As this emerging industry begins to hit its stride, the biggest challenge may be expanding into large and small markets where the need for sales enablement isn’t yet obvious. But the onslaught of well-funded features, benefits, integrations, and results is likely to make this industry increasingly impossible for the leadership at companies of any size to ignore.

About our data collection

Datanyze collects technographic data by scanning more than 35 million web domains daily, using a combination of web crawling, third party providers, and natural language processing. Most technologies leave behind a footprint or “signature” that helps the crawler identify it from other elements of a website or mobile app. By finding and cataloging these signatures across millions of sites, Datanyze can determine how many companies use a given technology -- and take note of when certain technologies appear or disappear from a company’s site.
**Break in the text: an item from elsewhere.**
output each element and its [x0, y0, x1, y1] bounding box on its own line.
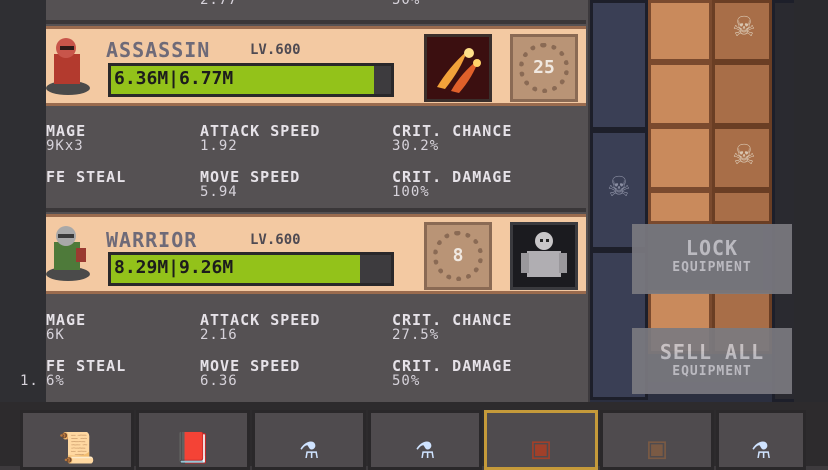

For technologies that leave no footprint (such as databases and CRMs), Datanyze uses natural language processing as an alternative method to identify tech deployment. This involves scanning and digesting unstructured data -- text from job postings, social media, press releases, and more -- to infer a relationship between a company and a particular technology. This method involves complex keyword targeting.

Also, ZoomInfo (the parent company of Datanyze) conducts quarterly surveys of a percentage of business professionals within its database, asking them detailed questions about technology purchases and upcoming projects.

About the Author

Charity Heller

Charity Heller is a senior manager of content at ZoomInfo and Datanyze. She is passionate about creating relationships through storytelling, communication, language, and strategy. Charity is a certified project manager with a BA in English literature and professional editing certification from the University of California, Berkeley.